Gorilas con navaja

27 de Agosto 2023 Columnas

El periodista y escritor Luis Urrutia O’Nell (Chomsky) en su libro “Colo Colo 1973”, publicado hace algunos años, planteó la tesis de que el éxito deportivo de este equipo, que llegó a la final de la Copa Libertadores, retrasó el Golpe de Estado, ocurrido el 11 de septiembre de 1973. El conjunto que lideraba Carlos Caszely era una de las pocas cosas que unía a los chilenos en esos años y por esta razón los militares habrían postergado el golpe.

La familia de Eduardo Frei, desde hace varias décadas, ha sostenido que el expresidente, en su condición de máximo opositor a la dictadura, fue asesinado mientras se realizaba un procedimiento médico. Debajo de la negligencia médica, se escondería, en realidad, uno de los magnicidios más importantes de nuestra historia.

Algo similar habría ocurrido con Pablo Neruda. 12 días después del Golpe, Neftalí Reyes fue llevado a una clínica donde, según su sobrino, se le habría inyectado “un arma biológica”, lo que habría provocado su muerte y no, como se estableció en su certificado de defunción, por el cáncer de próstata que lo aquejaba.

Las teorías del complot siempre resultan más atractivas que la realidad. Imaginar a los cuatro miembros de la junta, en un sótano lleno de humo, mirando un partido en blanco y negro esperando la pronta eliminación de Colo Colo para ejecutar el golpe o a Pinochet dando la orden desde un teléfono rojo para que una enfermera se infiltrara en la clínica a la que iba a llegar el poeta para inyectar un veneno y, luego, presionando a un grupo de médicos para acabar con uno de sus principales opositores, da para pensar en reevaluar la forma como operó la dictadura, e imaginarla como una trama digna de una película de Netflix.

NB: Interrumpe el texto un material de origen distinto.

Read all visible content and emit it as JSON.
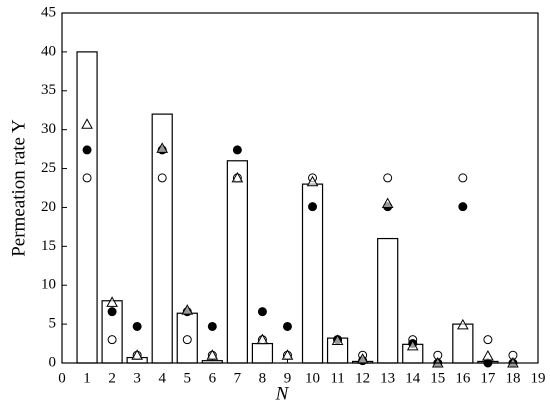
{
  "chart_data": {
    "type": "bar",
    "ylabel": "Permeation rate Y",
    "xlabel": "N",
    "x": [
      1,
      2,
      3,
      4,
      5,
      6,
      7,
      8,
      9,
      10,
      11,
      12,
      13,
      14,
      15,
      16,
      17,
      18
    ],
    "values": [
      40,
      8,
      0.7,
      32,
      6.4,
      0.3,
      26,
      2.5,
      0,
      23,
      3.2,
      0.2,
      16,
      2.4,
      0,
      5,
      0.2,
      0
    ],
    "color": "#ffffff",
    "edgecolor": "#000000",
    "series": [
      {
        "type": "scatter",
        "marker": "circle-open",
        "color": "#000000",
        "values": [
          23.8,
          3,
          1,
          23.8,
          3,
          1,
          23.8,
          3,
          1,
          23.8,
          3,
          1,
          23.8,
          3,
          1,
          23.8,
          3,
          1
        ]
      },
      {
        "type": "scatter",
        "marker": "circle-filled",
        "color": "#000000",
        "values": [
          27.4,
          6.6,
          4.7,
          27.4,
          6.6,
          4.7,
          27.4,
          6.6,
          4.7,
          20.1,
          3,
          0.3,
          20.1,
          2.5,
          0,
          20.1,
          0,
          0
        ]
      },
      {
        "type": "scatter",
        "marker": "triangle-open",
        "color": "#000000",
        "values": [
          30.7,
          7.8,
          1,
          27.6,
          6.8,
          1,
          23.8,
          3,
          1,
          23.3,
          2.9,
          0.5,
          20.5,
          2.2,
          0,
          4.9,
          0.9,
          0
        ]
      }
    ],
    "xlim": [
      0,
      19
    ],
    "xticks": [
      0,
      1,
      2,
      3,
      4,
      5,
      6,
      7,
      8,
      9,
      10,
      11,
      12,
      13,
      14,
      15,
      16,
      17,
      18,
      19
    ],
    "ylim": [
      0,
      45
    ],
    "yticks": [
      0,
      5,
      10,
      15,
      20,
      25,
      30,
      35,
      40,
      45
    ],
    "grid": false
  }
}
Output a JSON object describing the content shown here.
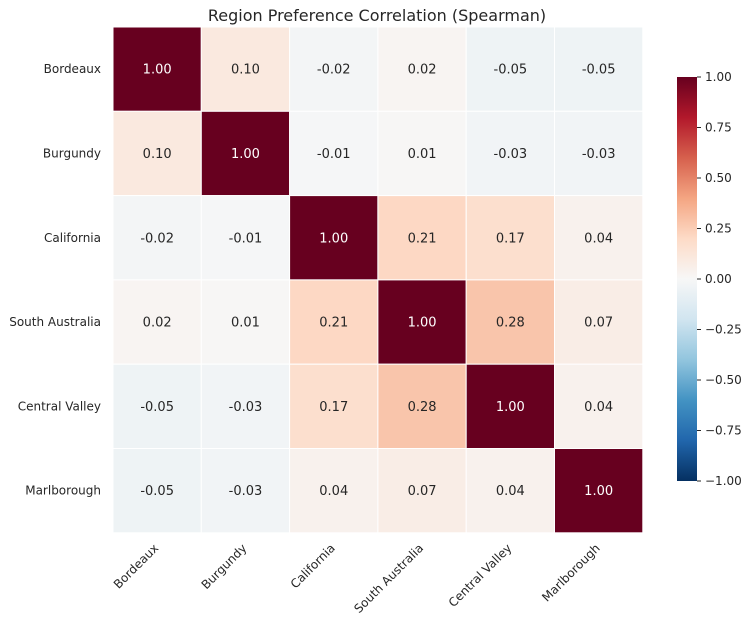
{
  "chart_data": {
    "type": "heatmap",
    "title": "Region Preference Correlation (Spearman)",
    "xlabel": "",
    "ylabel": "",
    "rows": [
      "Bordeaux",
      "Burgundy",
      "California",
      "South Australia",
      "Central Valley",
      "Marlborough"
    ],
    "columns": [
      "Bordeaux",
      "Burgundy",
      "California",
      "South Australia",
      "Central Valley",
      "Marlborough"
    ],
    "values": [
      [
        1.0,
        0.1,
        -0.02,
        0.02,
        -0.05,
        -0.05
      ],
      [
        0.1,
        1.0,
        -0.01,
        0.01,
        -0.03,
        -0.03
      ],
      [
        -0.02,
        -0.01,
        1.0,
        0.21,
        0.17,
        0.04
      ],
      [
        0.02,
        0.01,
        0.21,
        1.0,
        0.28,
        0.07
      ],
      [
        -0.05,
        -0.03,
        0.17,
        0.28,
        1.0,
        0.04
      ],
      [
        -0.05,
        -0.03,
        0.04,
        0.07,
        0.04,
        1.0
      ]
    ],
    "labels": [
      [
        "1.00",
        "0.10",
        "-0.02",
        "0.02",
        "-0.05",
        "-0.05"
      ],
      [
        "0.10",
        "1.00",
        "-0.01",
        "0.01",
        "-0.03",
        "-0.03"
      ],
      [
        "-0.02",
        "-0.01",
        "1.00",
        "0.21",
        "0.17",
        "0.04"
      ],
      [
        "0.02",
        "0.01",
        "0.21",
        "1.00",
        "0.28",
        "0.07"
      ],
      [
        "-0.05",
        "-0.03",
        "0.17",
        "0.28",
        "1.00",
        "0.04"
      ],
      [
        "-0.05",
        "-0.03",
        "0.04",
        "0.07",
        "0.04",
        "1.00"
      ]
    ],
    "colorbar": {
      "range": [
        -1.0,
        1.0
      ],
      "ticks": [
        1.0,
        0.75,
        0.5,
        0.25,
        0.0,
        -0.25,
        -0.5,
        -0.75,
        -1.0
      ],
      "tick_labels": [
        "1.00",
        "0.75",
        "0.50",
        "0.25",
        "0.00",
        "−0.25",
        "−0.50",
        "−0.75",
        "−1.00"
      ],
      "colormap": "RdBu_r",
      "stops": [
        "#053061",
        "#2166ac",
        "#4393c3",
        "#92c5de",
        "#d1e5f0",
        "#f7f7f7",
        "#fddbc7",
        "#f4a582",
        "#d6604d",
        "#b2182b",
        "#67001f"
      ]
    },
    "grid": false,
    "legend": "right"
  }
}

La realidad, en cambio, pareciera ser distinta. No es que los militares hayan sido unas blancas palomas incapaces moralmente de ejecutar estos actos, pero sí intelectualmente. A partir de la información que existe, su proceder, la mayoría de las veces, estuvo muy lejos de la sofisticación que les gusta imaginar a los familiares de Frei, Neruda o al mismo Chomsky.

Los antecedentes que tenemos, en cambio, nos muestran a soldados actuando de manera brutal. El cadáver del cantautor Víctor Jara da cuenta de ello. Un crimen tan cruel como innecesario pareciera estar en las antípodas de una fuerza que operaba, a los pocos días del golpe, filtrándose en clínicas para acabar con sus opositores con armas químicas.

Quizás el caso más emblemático de esta brutalidad sea la bomba puesta al automóvil del embajador Orlando Leterier en Washington y que además de acabar con su vida, lo hizo con su ayudante, la ciudadana estadounidense Ronni Moffitt. Ya antes habían hecho algo similar con el general Carlos Prats en Buenos Aires.

Hasta el atentado a las Torres Gemelas el 2001, nadie había tenido la osadía, por no decir la torpeza, de ejecutar un acto de terrorismo de esa magnitud en la mismísima capital de los Estados Unidos y atentar además contra una ciudadana de esa nación.

De vuelta al presente, hace uno días se cumplieron los 50 años de la renuncia del general Carlos Prats al gabinete del presidente Salvador Allende. Con el fin de evitar un golpe de Estado, Prats creyó que, participando del gobierno, esta amenaza se podía disipar. Y, en 1972, advertía a quienes pedían la intervención de las Fuerzas Armadas que una dictadura iba a ser implacablemente represiva: “A la semana siguiente a los aplausos al dictador, los políticos de los bandos más encontrados estarían unidos gritándoles: ¡Gorilas!”

Los hechos posteriores al 11 de septiembre de 1973 le dieron la razón. El actuar de los militares estuvo muy lejos de esa sofisticación que algunos, por distintas razones, políticas, económicas o deportivas, quieren atribuirle.

Publicada en El Mercurio de Valparaíso.